The degradation problem

Stacking more layers should not hurt a network. A 56-layer model should at minimum match a 20-layer model: the extra layers could simply learn identity mappings and leave the shallow solution intact. In practice, the 56-layer model has higher training error than the 20-layer model, and this is not overfitting. It is a pure optimization failure. The network cannot learn the identity function through a sequence of nonlinear transformations, even though the function is trivial to represent. This degradation problem was the central obstacle to training very deep networks before ResNet.

Residual connections

ResNet’s solution is to reformulate what a block is asked to learn. If H(x) is the desired output, define F(x) = H(x) - x and let the block learn F(x) instead. The final output is then F(x) + x, where x is added via a skip connection that bypasses the block entirely. If identity is the optimal mapping, the block just needs to push F(x) toward zero, which is far easier to optimize than learning identity through stacked nonlinearities. This reformulation is implemented as a single element-wise addition requiring no extra parameters when input and output dimensions match.

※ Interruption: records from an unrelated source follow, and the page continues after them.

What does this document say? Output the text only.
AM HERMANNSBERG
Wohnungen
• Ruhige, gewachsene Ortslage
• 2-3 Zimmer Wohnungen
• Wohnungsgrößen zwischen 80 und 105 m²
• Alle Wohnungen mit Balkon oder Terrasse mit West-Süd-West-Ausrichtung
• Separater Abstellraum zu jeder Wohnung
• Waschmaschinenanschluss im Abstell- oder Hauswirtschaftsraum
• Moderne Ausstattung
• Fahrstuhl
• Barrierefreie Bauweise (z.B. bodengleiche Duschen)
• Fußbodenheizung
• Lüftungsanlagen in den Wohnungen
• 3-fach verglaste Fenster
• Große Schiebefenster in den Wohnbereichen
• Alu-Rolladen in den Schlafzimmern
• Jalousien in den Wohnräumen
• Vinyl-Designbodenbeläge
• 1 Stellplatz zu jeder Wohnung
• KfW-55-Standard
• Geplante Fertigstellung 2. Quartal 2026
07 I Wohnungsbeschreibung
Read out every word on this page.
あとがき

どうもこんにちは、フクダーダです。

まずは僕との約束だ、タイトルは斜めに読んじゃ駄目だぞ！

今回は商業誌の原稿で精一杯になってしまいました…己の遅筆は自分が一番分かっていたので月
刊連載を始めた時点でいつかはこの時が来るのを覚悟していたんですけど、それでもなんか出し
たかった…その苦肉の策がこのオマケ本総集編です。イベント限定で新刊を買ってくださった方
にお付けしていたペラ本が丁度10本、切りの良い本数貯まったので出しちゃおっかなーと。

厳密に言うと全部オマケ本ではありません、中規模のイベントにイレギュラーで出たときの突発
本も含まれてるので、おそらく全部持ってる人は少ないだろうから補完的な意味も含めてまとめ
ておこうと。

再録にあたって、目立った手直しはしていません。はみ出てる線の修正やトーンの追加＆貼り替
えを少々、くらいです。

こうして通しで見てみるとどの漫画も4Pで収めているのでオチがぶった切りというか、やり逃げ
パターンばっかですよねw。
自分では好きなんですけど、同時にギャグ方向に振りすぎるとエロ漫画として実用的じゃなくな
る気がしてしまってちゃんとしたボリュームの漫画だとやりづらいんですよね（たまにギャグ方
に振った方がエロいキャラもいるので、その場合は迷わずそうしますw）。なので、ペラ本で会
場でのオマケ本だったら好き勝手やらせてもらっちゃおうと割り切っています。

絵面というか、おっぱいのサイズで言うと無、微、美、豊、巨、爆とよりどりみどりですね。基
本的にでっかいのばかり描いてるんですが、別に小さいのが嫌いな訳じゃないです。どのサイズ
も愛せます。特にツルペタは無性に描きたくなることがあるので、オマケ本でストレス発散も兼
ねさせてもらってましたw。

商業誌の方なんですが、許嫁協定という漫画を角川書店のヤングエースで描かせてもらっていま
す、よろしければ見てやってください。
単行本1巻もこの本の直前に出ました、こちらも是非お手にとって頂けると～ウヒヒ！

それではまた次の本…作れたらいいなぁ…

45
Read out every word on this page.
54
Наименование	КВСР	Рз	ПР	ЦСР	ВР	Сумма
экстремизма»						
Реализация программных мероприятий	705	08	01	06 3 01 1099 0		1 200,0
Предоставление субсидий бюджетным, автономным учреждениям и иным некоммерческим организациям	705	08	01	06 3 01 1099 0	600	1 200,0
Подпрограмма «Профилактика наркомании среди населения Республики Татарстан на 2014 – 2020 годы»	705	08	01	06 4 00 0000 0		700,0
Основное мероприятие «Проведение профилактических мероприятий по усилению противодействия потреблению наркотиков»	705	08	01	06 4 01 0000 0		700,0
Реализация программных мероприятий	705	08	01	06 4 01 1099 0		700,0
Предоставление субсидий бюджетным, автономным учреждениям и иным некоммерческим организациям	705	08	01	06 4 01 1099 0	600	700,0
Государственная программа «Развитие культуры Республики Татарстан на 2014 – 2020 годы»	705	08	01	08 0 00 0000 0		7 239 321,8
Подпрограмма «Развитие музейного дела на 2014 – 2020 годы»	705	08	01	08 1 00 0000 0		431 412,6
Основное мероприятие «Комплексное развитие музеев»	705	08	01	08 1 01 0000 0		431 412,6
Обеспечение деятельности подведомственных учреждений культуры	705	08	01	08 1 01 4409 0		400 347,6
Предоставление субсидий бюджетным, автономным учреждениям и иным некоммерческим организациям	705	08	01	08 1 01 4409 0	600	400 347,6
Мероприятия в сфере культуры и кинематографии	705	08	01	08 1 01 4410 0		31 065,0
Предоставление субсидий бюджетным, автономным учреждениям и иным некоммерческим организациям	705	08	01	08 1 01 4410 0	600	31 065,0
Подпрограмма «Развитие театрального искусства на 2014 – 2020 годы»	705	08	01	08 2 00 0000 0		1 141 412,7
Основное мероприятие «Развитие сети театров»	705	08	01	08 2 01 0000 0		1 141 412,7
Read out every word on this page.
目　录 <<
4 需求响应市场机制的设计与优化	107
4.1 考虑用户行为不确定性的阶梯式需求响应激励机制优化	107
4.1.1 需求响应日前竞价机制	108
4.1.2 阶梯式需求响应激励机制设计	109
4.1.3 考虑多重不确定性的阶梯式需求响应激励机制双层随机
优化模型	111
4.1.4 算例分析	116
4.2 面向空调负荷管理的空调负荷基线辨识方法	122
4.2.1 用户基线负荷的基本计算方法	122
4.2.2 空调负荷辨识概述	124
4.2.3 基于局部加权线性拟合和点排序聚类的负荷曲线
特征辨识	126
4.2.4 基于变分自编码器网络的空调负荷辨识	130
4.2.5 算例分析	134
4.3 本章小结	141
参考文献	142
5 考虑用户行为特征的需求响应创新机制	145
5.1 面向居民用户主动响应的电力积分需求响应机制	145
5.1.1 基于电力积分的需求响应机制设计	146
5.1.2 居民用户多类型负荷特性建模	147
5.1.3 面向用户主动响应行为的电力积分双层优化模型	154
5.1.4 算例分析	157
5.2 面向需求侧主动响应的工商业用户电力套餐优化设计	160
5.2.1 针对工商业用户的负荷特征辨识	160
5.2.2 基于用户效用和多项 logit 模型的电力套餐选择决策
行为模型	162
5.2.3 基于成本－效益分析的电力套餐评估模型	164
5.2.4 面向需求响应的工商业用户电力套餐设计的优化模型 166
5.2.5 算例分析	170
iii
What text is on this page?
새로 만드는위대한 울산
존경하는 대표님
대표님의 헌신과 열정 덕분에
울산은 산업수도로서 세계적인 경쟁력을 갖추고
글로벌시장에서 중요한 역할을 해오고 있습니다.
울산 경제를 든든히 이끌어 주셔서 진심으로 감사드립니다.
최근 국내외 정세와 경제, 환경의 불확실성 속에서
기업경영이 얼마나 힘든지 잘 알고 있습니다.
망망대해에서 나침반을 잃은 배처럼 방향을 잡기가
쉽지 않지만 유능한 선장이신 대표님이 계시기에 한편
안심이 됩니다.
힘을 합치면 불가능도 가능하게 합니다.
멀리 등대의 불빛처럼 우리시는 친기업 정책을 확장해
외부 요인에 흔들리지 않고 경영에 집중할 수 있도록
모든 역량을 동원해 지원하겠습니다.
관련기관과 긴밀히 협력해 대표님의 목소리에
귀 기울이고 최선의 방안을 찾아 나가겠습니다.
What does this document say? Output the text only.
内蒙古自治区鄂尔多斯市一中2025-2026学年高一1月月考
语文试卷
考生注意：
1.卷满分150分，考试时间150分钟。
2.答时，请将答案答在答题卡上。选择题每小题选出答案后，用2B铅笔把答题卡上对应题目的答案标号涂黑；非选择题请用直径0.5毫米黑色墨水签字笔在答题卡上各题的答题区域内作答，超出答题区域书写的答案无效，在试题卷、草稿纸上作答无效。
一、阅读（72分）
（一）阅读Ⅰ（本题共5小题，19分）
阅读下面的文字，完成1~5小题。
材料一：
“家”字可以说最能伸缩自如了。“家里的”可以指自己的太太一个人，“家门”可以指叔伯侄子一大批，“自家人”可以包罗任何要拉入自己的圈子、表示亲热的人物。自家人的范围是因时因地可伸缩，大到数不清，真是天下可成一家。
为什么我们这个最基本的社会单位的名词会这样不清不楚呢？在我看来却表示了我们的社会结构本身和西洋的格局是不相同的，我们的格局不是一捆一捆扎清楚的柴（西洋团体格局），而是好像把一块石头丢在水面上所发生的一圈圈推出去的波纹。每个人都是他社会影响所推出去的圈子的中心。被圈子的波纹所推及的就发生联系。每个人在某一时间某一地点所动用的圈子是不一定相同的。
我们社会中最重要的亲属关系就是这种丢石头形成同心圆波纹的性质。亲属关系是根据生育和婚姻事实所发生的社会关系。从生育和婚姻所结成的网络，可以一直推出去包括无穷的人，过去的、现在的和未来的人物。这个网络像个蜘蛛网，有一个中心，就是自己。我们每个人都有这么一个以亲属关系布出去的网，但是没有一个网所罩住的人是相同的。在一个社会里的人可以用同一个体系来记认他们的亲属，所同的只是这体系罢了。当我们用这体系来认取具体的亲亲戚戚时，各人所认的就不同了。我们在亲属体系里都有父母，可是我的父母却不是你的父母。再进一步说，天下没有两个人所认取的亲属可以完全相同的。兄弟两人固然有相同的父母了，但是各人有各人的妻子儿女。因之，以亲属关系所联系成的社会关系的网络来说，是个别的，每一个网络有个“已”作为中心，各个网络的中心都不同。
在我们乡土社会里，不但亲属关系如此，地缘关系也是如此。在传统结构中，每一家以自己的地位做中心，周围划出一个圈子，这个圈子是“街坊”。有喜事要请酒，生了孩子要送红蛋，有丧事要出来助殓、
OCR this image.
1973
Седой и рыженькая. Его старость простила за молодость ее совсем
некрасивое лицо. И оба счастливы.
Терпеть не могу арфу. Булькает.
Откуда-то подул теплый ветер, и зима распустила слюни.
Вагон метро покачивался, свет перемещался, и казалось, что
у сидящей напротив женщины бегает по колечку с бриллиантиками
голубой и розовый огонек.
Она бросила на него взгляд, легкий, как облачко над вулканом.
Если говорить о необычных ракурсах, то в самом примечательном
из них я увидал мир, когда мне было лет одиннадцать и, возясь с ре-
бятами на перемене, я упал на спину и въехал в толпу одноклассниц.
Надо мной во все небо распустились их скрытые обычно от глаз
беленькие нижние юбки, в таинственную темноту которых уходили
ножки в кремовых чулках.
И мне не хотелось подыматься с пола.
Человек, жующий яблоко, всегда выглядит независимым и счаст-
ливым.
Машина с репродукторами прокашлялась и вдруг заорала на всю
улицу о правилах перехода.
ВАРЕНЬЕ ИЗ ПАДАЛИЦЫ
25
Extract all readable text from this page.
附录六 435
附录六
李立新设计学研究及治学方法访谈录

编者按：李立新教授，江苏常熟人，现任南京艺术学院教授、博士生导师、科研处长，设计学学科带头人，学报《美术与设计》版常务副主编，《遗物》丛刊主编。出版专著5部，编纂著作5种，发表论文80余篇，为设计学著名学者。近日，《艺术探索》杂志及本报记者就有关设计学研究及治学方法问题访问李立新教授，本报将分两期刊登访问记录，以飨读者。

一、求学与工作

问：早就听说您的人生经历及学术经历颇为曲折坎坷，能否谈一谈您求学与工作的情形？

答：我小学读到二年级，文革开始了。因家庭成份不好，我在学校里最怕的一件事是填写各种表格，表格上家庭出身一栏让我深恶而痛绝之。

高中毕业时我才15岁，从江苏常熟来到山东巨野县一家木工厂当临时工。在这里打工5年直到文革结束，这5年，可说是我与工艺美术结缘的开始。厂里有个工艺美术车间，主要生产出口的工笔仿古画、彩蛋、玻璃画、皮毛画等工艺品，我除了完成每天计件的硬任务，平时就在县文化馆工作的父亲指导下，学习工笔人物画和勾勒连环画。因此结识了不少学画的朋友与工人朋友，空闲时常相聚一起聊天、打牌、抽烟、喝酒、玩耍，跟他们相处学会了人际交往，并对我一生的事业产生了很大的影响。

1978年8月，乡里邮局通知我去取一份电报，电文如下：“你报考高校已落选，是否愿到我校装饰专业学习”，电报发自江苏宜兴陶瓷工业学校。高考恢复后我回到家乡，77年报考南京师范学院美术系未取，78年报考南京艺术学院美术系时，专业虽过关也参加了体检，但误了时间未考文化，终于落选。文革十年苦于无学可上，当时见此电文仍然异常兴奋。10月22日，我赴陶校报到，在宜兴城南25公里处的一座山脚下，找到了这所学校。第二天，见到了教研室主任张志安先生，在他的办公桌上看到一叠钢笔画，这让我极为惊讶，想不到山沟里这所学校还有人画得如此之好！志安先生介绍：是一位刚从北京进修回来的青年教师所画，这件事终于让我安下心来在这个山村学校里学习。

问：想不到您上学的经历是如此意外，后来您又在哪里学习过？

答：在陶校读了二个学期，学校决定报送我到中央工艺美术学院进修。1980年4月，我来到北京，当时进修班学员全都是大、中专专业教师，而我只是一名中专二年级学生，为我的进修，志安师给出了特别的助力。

Why this helps optimization

Skip connections give gradients a direct path backward through the network, bypassing weight matrices and preventing the vanishing gradient problem that cripples very deep networks. They also guarantee that adding layers cannot hurt: a block can always fall back to identity. For networks with 50 or more layers, ResNet uses bottleneck blocks where a 1x1 convolution first reduces channel count, a 3x3 convolution processes features, and a second 1x1 convolution restores channels. This is cheaper than two full 3x3 convolutions and makes 101-layer and 152-layer variants tractable. ResNet-152 at 11.3B FLOPs outperforms VGG-16 at 15.3B FLOPs, showing that depth with residual connections is more parameter-efficient than width alone.

Results and impact

ResNet-152 achieved 3.57% top-5 error on ImageNet 2015, surpassing human-level performance on this benchmark. Residual connections subsequently appeared in every major architecture across deep learning. Transformers, language models, diffusion models, and vision backbones all rely on skip connections in the same form ResNet introduced. The insight that networks should learn residuals rather than direct functions is among the most consequential ideas in the field.